- Born: May 5, 1913 Fort Worth, Texas, US
- Died: March 3, 1978 (aged 64) Palm Springs, California, US
- Education: Compton Junior College
- Years active: 1939–1978
- Known for: Founder and CEO, Flying Tiger Line Flying ace Pilot, China National Aviation Corporation
- Aviation career
- Air force: United States Navy American Volunteer Group
- Battles: World War II

= Robert William Prescott =

American aviator and entrepreneur

Robert William Prescott (May 5, 1913 – March 3, 1978) was an American aviator and entrepreneur. An ace with the Flying Tigers in the early part of World War II, he went on to found the Flying Tiger Line, the first scheduled cargo airline in the United States.

==Early life==
Prescott was born in Fort Worth, Texas. After high school, in 1934 he moved to California and worked his way through Compton Junior College as a truck driver. He was also working and attending Loyola Law School in Los Angeles when some friends dragged him along on a visit to the naval flying school at Long Beach. Prescott was hooked.

==Aviator==
In 1939, he quit studying law and enlisted in the United States Navy to become a pilot. Prescott completed training and qualified as an aviator, and was commissioned as an ensign in 1940. He became an instructor at the naval flying school in Pensacola, Florida. He resigned his commission in September 1941 to join the American Volunteer Group (AVG) to fight the Japanese in China. Before the AVG disbanded in the summer of 1942, he was credited with either 5.5 or 6 victories. Rather than follow his commander, Claire Chennault, and a few of his comrades into the American military, Prescott returned to Fort Worth, where he was interviewed by Fort Worth Press journalist Helen Ruth Verheyden.

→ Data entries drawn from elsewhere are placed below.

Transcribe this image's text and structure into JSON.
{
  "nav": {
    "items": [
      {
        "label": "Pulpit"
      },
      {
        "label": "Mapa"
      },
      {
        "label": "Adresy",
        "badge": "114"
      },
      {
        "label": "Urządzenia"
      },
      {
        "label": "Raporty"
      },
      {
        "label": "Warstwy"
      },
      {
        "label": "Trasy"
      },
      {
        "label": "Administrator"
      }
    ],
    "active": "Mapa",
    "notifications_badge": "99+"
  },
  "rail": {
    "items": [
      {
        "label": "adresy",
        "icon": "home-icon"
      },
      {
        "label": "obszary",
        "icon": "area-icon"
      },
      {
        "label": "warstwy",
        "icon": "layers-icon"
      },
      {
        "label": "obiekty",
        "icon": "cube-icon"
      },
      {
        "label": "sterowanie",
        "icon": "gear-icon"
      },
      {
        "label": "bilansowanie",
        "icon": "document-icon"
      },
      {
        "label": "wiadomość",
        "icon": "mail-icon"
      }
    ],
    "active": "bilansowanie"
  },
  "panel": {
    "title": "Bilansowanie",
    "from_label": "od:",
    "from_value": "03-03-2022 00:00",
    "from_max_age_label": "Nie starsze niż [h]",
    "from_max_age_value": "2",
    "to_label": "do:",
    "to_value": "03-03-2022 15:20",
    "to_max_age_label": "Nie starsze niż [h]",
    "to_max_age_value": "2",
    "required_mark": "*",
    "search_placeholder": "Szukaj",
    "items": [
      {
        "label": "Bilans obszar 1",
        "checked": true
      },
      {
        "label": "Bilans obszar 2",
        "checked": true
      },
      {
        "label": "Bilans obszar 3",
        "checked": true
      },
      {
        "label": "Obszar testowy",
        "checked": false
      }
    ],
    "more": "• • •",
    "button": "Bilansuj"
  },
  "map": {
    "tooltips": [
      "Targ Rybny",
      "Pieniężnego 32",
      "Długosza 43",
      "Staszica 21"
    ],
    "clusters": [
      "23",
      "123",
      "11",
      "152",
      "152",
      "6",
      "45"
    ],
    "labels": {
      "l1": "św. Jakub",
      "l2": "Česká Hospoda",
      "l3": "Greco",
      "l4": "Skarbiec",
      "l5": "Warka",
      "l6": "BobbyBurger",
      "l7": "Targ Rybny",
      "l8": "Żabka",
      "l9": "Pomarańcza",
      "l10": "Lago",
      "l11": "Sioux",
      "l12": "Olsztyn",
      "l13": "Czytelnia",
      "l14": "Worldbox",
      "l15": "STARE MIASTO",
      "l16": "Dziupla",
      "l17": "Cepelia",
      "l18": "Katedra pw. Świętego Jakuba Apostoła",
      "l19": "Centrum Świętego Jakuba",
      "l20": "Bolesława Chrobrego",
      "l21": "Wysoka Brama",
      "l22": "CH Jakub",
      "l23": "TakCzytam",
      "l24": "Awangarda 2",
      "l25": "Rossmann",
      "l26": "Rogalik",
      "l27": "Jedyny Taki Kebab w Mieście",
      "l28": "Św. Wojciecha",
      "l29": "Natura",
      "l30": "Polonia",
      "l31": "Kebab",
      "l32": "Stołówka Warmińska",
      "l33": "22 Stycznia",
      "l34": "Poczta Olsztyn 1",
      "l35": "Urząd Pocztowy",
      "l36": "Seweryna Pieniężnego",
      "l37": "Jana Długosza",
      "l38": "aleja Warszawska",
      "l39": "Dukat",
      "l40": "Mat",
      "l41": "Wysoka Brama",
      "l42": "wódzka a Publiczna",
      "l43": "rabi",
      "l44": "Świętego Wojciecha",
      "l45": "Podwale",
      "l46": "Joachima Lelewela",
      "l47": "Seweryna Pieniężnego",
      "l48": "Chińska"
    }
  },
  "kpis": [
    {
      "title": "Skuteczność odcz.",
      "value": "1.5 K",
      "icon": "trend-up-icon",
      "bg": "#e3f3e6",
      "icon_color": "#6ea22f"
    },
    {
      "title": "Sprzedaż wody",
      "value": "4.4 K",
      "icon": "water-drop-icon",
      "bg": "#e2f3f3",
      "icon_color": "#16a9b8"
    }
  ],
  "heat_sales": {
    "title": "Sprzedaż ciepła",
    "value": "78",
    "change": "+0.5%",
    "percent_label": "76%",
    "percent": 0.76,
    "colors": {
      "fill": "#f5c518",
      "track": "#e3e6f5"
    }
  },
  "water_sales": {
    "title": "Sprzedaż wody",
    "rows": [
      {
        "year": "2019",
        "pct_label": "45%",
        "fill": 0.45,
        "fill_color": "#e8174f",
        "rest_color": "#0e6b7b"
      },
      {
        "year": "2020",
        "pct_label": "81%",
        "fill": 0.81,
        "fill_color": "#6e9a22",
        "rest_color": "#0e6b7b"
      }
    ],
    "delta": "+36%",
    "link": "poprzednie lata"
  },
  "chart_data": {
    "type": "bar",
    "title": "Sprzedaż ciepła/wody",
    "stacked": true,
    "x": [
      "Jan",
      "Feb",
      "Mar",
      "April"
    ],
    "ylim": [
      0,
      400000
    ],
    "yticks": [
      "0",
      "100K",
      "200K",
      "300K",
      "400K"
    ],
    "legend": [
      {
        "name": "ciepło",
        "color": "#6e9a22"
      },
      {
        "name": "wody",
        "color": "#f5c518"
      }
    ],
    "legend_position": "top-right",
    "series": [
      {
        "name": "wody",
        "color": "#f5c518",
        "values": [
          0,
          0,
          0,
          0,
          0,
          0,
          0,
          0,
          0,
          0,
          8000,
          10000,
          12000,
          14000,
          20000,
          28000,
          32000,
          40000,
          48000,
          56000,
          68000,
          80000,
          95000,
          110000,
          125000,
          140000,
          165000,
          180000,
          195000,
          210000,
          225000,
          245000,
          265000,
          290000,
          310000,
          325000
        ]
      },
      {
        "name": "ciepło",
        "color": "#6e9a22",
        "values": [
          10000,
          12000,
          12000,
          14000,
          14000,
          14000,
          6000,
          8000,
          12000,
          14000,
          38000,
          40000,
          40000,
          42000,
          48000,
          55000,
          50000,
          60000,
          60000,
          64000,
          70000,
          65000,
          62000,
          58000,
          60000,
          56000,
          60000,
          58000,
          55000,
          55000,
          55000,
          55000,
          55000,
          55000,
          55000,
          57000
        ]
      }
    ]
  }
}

In 1943, he returned to Asia and, as an employee of the China National Airways Corporation, made over 300 supply flights over "the Hump" into China. After returning to the United States in 1944, he married Helen Ruth. He was the co-pilot of the "Mission to Moscow" flight of US Ambassador Joseph E. Davies.

==Flying Tiger Line==
In 1945, Prescott met a group of businessmen headed by Los Angeles oil magnate Samuel B. Mosher who were interested in starting a cargo airline to serve the west coast of the United States and Mexico. He convinced them that it would make better business sense to cover all of the continental United States instead. They agreed to match whatever funds Prescott could raise. He raised $89,000 and recruited nine of his Flying Tigers pilot buddies, many of them fellow aces: William Bartling, Clifford Groh, C. H. "Link" Laughlin, Thomas Haywood, Robert Hedman, Ernest "Bus" Loane, Robert J. "Catfish" Raine, Joseph Rosbert and Richard Rossi.

The National Skyway Freight Corporation was established on June 25, 1945, with Mosher as president and Prescott as managing director. The new company's motto was "We'll Fly Anything, Anywhere, Anytime". Prescott purchased 14 Budd RB Conestoga Navy surplus cargo planes for $140,000, then sold six at a profit.

Their first shipment took place in July. They lost $21,000 the first month of operations and $12,000 the second, but were making a profit by the third. However, the charter freight airline began to have financial trouble, so Prescott applied to the Civil Aeronautics Board for a certificate allowing scheduled services. In the meantime, salvation came in the form of a six-month contract with the US Army's Air Transport Command for pilots and maintenance services, later extended to November 1947.

In 1947, the company's name was changed to Flying Tiger Line. It was "the nation's first regularly scheduled transcontinental all-freight company". The company prospered and expanded, and Prescott remained its only president and chief executive officer until his death in 1978.

Prescott appeared as himself on the October 7, 1963, episode of the CBS panel show To Tell the Truth.

==Death==
Prescott died of cancer at his home in Palm Springs, California, on March 3, 1978, at the age of 64.

His 11-year-old son, Peter, was killed in a Learjet crash near Palm Springs in 1965; he also had two daughters.

Prescott's widow, Dr. Anne Marie Bennstrom, invented the "V-bar" physical therapy device while a physical medicine intern in Sweden. It achieved significant commercial success when marketed under the ThighMaster name.